The religious part is bunkum because according to the Russian Orthodox Church, 2% (two) of Russians actually practice the Orthodox faith. Orthodoxy (or Christianity in general) was always a barely tolerated implant, which is why it was shed so gleefully and violently during the 1917 revolution. Post-Soviet countries are deeply irreligious.

However, the point about the deep emotional and psychological importance of Ukraine to Russians is spot-on. It’s an obsessive, intense fixation that goes beyond all reason and any practical considerations. To understand it, think about the liberals’ fixation on Trump. They hate him but they seem to have no identity without him. He’s their organizing principle. They can’t let him go, can’t relinquish their deep emotional attachment to him because without him, they don’t know who they are.

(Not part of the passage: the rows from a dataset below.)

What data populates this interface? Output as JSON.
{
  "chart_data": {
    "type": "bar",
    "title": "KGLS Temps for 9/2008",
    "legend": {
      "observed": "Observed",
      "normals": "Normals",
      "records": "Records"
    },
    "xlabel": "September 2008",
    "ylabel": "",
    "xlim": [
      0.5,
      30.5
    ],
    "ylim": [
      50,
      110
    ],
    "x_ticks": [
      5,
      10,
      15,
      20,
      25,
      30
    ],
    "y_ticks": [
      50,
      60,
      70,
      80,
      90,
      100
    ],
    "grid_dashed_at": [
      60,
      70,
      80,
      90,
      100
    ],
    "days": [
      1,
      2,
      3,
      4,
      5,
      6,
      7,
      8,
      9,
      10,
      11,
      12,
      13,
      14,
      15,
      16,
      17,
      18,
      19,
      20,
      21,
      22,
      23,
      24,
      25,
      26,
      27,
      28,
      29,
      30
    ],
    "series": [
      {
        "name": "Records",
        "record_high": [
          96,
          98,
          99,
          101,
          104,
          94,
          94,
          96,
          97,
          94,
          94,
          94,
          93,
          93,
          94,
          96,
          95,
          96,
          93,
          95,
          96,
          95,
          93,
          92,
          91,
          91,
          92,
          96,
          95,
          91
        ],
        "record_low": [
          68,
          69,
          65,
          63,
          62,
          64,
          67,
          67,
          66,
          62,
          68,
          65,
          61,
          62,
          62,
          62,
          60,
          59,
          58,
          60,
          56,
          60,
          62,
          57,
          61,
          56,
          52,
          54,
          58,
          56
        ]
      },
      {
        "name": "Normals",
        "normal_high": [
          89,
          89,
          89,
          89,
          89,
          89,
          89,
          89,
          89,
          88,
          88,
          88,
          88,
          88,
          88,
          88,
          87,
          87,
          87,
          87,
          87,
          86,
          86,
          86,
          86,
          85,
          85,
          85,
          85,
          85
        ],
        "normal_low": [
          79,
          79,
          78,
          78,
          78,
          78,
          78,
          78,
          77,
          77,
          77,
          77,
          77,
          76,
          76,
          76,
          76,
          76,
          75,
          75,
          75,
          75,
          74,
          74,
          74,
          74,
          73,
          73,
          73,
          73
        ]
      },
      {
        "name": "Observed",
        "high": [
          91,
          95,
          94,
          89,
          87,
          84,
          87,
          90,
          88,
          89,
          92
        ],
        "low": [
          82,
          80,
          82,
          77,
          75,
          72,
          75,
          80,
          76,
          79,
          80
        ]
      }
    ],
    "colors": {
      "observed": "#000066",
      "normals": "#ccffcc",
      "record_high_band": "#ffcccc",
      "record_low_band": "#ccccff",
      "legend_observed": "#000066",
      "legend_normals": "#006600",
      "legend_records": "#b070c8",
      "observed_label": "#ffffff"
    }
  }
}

Many of us have had the disconcerting experience of talking to a leftist friend about something innocent and utterly unrelated to Trump when his eyes suddenly glaze over and he starts ranting about Trump. It’s like that with Russians and Ukraine. Happened to me many times.

“Hey, I thought we had at least a few of those frozen pancakes but I’m not finding any. I’m going to go buy some.”

“OK. Wait, though! Do you really think Ukraine benefited from gaining independence in 1991? Do you REALLY believe it?”

Yes, I do but what was it about frozen pancakes that brought on this wave of introspection about the Ukrainian independence?

“Look, the weather is beautiful. Want to go out for a stroll?”

“I don’t know! I keep thinking about how horrible Trump is. How can you go on walks and enjoy life like nothing happened?”

2 thoughts on “Monomaniacal

  1. “The religious part is bunkum because according to the Russian Orthodox Church, 2% (two) of Russians actually practice the Orthodox faith.”
    Can we distinguish between the practice of Russian Orthodoxy as a religion and as a culture? Is it possible that lots of Russians still care about the symbols and the history of Russian Orthodoxy even if they do not believe in its doctrines? For example, Christmas trees in this country are only incidentally about religion. I can imagine the possibility that many Russian atheists still associate the birth of Russian Orthodoxy in Kyiv as central to their identity as Russians. As an ignorant American, I am likely completely off base on this issue so I am asking. I come from a perspective where the line between traditional religion and post-disenchantment nationalism can be quite blurry on the ground.

    Liked by 1 person

    1. Stalin brought back the tree and the massive celebrations under the name “New Year’s tree.” It’s still New Year’s tree for us.

      It’s so so hard to go back to religion after several generations of atheism. I don’t think it’s even possible to go back collectively. It’s like expecting the ultra progressive NYC creative class to go back to Christianity. But it’s worse because with NYC liberals at least their grandparents or great-grandparents went to church. Or synagogue.